As perdas de rendimento e de empregos, o horizonte tenebroso de uma crise económica de grande magnitude chegam para que muitos se perguntem se não andaremos a sobrestimar a Covid. Alguns, tão certos disso, indignam-se com o que chamam uma “fixação” e até teorizam sobre as razões de tal fenómeno. É o caso de Bernard-Henri Lévy, que escreveu um best-seller (“Este Vírus que nos Enlouquece”, ed. port. Guerra e Paz, 2020) cheio de certezas e presunção a denunciar a ascensão do “poder médico” e como “o rei vai nu, especialmente se for médico”.

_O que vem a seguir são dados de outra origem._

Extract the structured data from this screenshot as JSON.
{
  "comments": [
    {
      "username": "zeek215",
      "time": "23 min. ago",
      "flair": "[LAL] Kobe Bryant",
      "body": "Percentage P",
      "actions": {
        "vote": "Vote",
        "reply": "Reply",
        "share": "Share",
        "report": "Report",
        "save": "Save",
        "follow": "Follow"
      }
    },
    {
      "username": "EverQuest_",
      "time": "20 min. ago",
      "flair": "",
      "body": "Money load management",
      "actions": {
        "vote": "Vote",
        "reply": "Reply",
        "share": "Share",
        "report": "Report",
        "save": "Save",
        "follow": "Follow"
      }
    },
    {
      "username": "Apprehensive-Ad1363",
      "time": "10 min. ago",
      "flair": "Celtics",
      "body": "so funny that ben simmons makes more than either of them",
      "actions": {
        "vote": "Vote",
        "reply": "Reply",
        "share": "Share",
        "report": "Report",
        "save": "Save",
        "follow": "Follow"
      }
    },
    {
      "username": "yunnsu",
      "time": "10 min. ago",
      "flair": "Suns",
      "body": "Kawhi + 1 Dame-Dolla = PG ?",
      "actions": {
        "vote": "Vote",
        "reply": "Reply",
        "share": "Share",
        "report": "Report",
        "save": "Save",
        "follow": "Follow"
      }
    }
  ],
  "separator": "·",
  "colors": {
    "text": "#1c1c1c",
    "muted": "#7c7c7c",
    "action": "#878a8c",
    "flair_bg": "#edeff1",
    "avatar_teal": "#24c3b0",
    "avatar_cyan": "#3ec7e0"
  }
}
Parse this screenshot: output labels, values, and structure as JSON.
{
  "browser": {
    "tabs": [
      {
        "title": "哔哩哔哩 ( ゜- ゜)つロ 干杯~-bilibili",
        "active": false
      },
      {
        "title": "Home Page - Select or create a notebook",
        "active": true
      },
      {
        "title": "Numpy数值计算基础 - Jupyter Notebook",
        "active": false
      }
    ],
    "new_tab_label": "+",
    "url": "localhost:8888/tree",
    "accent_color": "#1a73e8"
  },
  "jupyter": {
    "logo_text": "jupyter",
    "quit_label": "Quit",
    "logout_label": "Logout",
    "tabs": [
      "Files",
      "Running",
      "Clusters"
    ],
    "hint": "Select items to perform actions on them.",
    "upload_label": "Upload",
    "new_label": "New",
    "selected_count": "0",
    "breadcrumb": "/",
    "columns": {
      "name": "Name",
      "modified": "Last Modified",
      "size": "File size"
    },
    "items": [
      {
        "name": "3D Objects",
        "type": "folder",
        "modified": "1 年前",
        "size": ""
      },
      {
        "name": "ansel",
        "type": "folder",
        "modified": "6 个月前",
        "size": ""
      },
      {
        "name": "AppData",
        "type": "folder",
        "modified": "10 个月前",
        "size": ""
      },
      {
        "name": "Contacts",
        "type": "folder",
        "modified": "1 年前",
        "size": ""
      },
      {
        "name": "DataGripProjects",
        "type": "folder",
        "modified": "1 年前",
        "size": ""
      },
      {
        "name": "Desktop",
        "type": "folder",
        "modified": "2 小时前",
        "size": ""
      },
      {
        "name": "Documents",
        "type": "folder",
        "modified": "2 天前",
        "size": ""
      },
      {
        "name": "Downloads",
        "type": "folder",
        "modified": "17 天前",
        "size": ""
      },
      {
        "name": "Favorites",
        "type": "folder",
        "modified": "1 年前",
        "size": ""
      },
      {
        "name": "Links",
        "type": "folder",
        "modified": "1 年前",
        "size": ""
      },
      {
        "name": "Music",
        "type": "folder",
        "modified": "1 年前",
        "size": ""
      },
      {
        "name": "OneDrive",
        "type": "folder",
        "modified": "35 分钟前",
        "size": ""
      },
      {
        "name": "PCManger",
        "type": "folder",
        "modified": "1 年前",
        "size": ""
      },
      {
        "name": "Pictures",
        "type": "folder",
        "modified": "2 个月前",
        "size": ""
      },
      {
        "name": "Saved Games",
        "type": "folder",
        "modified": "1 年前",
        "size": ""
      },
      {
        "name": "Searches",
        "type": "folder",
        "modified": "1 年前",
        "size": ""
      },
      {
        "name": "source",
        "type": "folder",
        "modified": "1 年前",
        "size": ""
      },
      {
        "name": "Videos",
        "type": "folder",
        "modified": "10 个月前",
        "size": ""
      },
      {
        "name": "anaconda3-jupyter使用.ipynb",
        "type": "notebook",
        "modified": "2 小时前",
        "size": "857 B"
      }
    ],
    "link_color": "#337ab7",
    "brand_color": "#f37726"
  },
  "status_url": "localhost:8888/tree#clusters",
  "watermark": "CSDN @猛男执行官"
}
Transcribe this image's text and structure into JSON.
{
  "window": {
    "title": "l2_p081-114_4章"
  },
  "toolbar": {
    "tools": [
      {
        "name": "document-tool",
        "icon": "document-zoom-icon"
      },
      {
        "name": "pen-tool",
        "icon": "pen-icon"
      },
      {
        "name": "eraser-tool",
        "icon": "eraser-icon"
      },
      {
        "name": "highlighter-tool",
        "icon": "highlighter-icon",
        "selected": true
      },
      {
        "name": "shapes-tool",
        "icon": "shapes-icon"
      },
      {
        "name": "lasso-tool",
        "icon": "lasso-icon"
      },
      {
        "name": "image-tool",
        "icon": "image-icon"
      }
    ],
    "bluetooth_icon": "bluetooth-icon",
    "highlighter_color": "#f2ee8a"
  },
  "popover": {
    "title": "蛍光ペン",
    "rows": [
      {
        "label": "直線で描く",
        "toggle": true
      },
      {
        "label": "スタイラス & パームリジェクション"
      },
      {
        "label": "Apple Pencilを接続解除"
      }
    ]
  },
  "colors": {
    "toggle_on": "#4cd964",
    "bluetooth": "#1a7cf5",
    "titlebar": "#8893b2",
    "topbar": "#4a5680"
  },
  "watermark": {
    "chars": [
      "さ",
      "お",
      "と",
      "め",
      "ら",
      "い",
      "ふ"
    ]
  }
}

O espaventoso filósofo francês, que vai lançando menções como quem lança migalhas aos pobres – a Foucault, Bachelard, Lévinas e outros relevantes filósofos –, acusa-nos, sociedade e poderes, de termos dedicado, com a Covid, uma confiança cega aos médicos, tornados super-homens com plenos poderes. Para ele, o problema não é a pandemia, que acabará por ser controlada, mas a capitulação das democracias à tirania da saúde pública. E a uns tantos oportunistas miseráveis que tiveram o desplante de ver na situação difícil que vivemos uma oportunidade para pensar por que razão, em sociedades tão avançadas e de abundância, continua a ser tão difícil adaptarmo-nos a situações de crise como uma pandemia. Diante disto, em vez de debater, Bernard-Henri Lévy, como bom filósofo de supermercado, exclama: “Calai-vos! Por favor, ficai em silêncio.”
Calai-vos? Lendo o pequeno livro que se apressou a escrever, concluímos que Lévy não é um negacionista que imagina na Covid uma conspiração para algemar o tudo-posso-fazer-sem-querer-saber-das-consequências. Não, Lévy não está no campo do Bolsonaro e Trump, mas num campo vizinho, em que se diz: tens de continuar a vida como ela é não importa as consequências. E do cimo da sua autoridade, presume-se que não médica, Lévy descansa os leitores: “Mais tarde ou mais cedo, a epidemia será controlada.” É certo que sim, mas o que não seria uma verdade de la Palisse era sabermos quando e de que maneira se controla esta epidemia, com custos que sejam aceitáveis. Isso, obviamente, não compete a médicos decidir, mas também não se decide seriamente sem ter em boa conta o que eles sabem e, não menos importante, o que eles dizem não saber.